Far from using conventional warfare methods of firing artillery or dropping bombs from 30,000 feet, SEALs, who seldom numbered more than 120 in-country at any one time, experienced combat close and personal, killing at close range and responding without hesitation lest they be killed themselves. They made great headway with this style of warfare, bringing to Vietnam the most effective direct counterinsurgency of the war. Widely feared by the enemy, with their faces painted to blend into darkness and jungle, they became known as “the men with green faces.”

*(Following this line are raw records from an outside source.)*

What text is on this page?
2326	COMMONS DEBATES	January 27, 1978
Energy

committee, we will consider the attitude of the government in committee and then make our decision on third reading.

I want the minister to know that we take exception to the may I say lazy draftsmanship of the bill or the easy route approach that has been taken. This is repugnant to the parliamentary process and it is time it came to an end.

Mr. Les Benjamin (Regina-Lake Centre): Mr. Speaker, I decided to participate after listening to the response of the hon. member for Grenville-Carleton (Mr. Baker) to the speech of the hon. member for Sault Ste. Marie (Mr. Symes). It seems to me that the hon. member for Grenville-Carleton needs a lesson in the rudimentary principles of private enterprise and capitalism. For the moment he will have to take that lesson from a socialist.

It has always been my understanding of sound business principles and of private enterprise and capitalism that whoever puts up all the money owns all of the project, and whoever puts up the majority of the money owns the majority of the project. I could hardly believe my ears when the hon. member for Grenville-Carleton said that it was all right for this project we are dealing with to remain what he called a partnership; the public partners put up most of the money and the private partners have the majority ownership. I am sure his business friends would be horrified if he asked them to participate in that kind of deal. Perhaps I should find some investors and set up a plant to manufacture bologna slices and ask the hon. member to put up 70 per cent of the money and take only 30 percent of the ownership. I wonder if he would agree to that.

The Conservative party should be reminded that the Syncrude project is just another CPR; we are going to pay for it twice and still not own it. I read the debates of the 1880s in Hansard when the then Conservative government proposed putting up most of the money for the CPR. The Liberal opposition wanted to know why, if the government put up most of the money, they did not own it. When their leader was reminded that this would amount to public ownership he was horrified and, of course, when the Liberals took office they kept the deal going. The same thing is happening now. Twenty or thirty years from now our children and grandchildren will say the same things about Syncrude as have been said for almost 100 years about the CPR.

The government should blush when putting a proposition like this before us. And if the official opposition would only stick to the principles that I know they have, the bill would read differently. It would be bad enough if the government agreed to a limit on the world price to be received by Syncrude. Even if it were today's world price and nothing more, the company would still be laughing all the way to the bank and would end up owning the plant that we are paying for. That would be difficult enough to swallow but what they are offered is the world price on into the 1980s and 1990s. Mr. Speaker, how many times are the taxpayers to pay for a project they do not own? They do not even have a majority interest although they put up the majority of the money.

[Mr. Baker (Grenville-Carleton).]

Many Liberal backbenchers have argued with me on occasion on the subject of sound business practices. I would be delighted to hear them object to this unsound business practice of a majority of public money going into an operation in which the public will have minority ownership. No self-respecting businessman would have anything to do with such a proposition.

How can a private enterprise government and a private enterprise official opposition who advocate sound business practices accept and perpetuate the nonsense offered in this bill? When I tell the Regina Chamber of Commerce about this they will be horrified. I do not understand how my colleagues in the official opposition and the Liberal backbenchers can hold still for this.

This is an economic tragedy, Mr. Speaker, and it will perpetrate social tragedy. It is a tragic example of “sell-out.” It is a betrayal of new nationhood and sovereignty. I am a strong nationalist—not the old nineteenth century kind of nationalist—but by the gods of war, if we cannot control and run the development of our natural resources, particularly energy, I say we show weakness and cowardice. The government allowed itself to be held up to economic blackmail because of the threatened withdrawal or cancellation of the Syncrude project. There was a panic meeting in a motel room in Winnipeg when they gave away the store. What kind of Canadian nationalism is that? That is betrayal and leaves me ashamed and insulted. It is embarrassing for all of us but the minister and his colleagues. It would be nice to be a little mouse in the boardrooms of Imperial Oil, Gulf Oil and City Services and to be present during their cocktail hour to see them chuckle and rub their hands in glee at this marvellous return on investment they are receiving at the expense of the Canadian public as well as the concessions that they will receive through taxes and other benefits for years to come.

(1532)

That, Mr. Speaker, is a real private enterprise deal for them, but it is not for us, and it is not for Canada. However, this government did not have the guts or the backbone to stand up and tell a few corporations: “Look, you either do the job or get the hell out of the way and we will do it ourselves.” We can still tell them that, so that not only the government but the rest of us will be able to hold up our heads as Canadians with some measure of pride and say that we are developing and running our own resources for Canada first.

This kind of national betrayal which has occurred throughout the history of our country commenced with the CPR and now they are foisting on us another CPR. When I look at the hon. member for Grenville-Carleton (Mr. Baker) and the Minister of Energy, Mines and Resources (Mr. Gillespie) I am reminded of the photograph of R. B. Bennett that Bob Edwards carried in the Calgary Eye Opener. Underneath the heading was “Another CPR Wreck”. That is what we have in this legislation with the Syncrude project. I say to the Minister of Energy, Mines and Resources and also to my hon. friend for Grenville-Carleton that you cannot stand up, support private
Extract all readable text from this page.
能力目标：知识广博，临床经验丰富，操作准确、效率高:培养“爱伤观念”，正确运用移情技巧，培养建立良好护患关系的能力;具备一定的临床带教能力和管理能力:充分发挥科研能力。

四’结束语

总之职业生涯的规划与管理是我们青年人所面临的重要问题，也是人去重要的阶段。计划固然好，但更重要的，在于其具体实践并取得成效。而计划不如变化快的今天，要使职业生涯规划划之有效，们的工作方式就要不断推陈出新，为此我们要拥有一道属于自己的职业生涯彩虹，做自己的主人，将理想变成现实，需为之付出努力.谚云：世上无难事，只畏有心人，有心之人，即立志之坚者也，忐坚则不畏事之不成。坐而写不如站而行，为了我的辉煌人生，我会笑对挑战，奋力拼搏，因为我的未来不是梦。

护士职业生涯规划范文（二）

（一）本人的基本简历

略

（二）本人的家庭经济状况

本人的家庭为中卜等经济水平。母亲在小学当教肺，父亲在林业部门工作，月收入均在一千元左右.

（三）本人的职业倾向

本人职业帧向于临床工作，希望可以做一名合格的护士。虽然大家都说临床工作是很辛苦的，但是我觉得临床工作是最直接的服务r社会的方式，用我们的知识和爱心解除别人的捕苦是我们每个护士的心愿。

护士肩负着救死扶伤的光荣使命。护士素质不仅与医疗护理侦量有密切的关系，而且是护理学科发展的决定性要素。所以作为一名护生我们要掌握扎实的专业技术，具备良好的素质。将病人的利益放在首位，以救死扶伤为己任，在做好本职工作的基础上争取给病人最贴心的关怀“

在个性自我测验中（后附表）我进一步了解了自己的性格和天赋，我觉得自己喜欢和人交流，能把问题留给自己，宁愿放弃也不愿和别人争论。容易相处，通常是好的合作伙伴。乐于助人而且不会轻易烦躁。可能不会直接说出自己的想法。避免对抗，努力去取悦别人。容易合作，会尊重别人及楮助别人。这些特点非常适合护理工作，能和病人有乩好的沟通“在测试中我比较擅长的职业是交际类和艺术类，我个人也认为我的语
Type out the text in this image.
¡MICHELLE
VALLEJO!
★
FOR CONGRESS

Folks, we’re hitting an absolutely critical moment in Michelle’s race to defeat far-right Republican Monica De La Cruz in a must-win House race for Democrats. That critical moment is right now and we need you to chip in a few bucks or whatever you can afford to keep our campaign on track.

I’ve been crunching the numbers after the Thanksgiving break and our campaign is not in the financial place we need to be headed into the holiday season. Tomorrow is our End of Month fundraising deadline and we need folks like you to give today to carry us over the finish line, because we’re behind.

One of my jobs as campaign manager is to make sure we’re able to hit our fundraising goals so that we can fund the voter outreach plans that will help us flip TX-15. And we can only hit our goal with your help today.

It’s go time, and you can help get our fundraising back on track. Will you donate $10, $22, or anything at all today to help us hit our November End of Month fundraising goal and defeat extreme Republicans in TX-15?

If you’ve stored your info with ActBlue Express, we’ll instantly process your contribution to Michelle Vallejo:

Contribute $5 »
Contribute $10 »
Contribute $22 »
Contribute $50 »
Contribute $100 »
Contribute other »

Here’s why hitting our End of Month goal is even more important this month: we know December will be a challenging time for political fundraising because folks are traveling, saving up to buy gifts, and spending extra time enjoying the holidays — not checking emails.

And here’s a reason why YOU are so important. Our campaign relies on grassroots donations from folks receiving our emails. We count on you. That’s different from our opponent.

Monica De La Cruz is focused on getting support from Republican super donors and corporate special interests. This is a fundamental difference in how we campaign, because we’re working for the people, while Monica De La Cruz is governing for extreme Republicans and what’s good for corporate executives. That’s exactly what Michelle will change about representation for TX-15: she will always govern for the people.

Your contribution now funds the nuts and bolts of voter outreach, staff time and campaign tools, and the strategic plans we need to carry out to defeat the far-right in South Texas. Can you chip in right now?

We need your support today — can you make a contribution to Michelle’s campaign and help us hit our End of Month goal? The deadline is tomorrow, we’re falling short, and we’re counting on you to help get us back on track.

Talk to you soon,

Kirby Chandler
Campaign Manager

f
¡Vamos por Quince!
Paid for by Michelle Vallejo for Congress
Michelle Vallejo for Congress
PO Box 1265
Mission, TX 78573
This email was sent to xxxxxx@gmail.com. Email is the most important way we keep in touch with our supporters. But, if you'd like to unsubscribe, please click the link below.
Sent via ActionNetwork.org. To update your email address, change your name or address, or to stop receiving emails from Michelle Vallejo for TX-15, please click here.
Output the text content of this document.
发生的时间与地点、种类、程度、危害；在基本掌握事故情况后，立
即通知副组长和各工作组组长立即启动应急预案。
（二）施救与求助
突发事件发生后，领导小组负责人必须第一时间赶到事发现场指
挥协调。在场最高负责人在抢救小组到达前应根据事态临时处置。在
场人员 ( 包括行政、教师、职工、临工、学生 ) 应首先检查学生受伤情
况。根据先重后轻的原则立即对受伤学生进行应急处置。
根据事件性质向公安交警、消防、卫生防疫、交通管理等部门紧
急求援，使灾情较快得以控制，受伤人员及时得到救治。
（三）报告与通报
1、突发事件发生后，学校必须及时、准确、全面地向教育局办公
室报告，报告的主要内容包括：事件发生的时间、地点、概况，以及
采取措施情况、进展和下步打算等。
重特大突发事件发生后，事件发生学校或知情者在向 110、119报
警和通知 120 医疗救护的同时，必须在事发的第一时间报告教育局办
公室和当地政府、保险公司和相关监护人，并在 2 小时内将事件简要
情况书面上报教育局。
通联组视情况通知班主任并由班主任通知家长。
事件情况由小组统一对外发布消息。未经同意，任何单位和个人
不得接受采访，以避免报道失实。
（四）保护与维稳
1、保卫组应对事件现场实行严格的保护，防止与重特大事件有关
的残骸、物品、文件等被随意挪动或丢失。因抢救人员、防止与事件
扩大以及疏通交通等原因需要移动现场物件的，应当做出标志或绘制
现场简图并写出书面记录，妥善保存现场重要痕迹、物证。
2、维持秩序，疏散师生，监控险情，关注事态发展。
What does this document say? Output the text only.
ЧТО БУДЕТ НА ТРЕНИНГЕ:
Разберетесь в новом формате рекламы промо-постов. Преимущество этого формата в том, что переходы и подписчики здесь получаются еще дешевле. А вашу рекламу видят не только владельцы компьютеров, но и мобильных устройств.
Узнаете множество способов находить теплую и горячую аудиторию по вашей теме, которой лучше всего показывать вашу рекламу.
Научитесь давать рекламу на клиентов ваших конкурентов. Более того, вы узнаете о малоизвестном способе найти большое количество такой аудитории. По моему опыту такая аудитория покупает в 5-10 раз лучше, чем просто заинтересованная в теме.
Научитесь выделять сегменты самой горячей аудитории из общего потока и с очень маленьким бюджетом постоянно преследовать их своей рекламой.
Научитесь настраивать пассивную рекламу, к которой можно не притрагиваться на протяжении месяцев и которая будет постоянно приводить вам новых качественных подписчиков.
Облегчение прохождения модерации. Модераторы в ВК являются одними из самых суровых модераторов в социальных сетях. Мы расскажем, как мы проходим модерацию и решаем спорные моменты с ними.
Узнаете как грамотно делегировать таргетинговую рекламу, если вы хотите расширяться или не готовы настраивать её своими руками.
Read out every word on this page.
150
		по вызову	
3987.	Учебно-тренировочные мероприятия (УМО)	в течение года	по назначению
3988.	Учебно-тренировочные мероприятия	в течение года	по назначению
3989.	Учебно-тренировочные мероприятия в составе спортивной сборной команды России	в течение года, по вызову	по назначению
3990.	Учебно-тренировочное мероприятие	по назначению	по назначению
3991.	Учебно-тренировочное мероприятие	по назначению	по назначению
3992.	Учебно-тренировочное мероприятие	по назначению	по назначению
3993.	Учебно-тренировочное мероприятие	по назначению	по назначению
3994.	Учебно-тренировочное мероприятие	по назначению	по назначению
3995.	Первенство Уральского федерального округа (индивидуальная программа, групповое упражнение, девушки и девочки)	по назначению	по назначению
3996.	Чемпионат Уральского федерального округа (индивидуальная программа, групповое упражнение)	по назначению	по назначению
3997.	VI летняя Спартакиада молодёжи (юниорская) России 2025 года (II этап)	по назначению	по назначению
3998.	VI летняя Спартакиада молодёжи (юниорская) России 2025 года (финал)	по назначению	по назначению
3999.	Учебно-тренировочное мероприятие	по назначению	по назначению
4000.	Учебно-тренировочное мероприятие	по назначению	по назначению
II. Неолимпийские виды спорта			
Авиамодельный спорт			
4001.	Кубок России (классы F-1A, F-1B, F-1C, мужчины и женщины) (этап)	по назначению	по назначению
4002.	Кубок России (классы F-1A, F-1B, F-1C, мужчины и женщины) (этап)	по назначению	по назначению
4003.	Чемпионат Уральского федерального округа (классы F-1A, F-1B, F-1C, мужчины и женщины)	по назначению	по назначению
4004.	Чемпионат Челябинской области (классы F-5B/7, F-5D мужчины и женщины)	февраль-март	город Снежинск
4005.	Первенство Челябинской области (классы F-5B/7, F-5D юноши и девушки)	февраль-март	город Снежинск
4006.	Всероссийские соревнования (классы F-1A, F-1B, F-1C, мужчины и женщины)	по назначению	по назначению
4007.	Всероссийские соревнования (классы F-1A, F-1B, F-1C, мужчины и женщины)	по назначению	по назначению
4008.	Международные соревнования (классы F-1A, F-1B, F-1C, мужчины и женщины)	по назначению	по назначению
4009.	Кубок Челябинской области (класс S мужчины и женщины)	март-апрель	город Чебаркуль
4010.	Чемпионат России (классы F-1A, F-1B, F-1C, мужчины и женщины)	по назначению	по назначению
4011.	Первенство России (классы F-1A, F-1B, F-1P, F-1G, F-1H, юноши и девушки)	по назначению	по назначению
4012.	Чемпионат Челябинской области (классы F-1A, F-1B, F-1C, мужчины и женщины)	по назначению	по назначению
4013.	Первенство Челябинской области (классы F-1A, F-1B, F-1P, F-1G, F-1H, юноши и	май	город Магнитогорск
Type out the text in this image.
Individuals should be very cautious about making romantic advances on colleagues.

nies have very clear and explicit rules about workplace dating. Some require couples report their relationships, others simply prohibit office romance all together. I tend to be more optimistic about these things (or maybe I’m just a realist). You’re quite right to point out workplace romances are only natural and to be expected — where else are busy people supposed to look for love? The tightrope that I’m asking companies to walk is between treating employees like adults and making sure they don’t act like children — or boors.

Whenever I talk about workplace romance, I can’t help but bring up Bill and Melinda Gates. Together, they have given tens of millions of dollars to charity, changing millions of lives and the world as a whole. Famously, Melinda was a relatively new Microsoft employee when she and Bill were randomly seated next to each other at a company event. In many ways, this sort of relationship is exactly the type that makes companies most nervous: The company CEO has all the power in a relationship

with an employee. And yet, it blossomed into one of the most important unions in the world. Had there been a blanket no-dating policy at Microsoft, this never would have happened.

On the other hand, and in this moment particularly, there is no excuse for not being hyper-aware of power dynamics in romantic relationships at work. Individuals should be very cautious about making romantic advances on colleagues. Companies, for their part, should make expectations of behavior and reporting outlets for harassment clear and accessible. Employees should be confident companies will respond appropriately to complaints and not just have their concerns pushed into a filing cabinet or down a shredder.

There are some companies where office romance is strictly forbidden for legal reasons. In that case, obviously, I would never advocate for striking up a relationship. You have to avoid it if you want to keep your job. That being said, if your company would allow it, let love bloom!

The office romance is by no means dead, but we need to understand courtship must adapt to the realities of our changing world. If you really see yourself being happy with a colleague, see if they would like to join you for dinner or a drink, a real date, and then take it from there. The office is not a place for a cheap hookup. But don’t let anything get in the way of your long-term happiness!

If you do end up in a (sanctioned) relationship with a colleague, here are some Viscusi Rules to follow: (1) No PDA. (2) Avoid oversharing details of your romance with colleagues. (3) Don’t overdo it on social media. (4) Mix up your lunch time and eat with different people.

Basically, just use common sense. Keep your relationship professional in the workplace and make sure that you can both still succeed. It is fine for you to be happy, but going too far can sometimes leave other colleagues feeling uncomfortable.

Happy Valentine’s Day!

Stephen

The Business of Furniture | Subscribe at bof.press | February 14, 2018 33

Now, the “Invisible Front” war of Green Berets and SEALs began to fade into the background in the new U.S. policy toward full militarization. President Johnson placed the military in near total control of the CIA, Defense Intelligence Agency, the National Security Administration, and other intelligence organizations operating in Vietnam.
With LBJ’s approval, the commander of all U.S. forces in South Vietnam, General Westmoreland, initiated a strategy of attrition by employing U.S. superiority in firepower, technology, and mobility. His methods, contrary to the shadow war that existed before, turned to a series of search and destroy operations in which large U.S. and South Vietnamese units supported by air and artillery swept through an area to attempt to engage the commies in battle. In contrast, North Vietnam and the VC continued to rely on hit-and-run operations and ambushes, avoiding set-piece battle except at their own initiative. Classic guerrilla operations out of Mao and Clausewitz.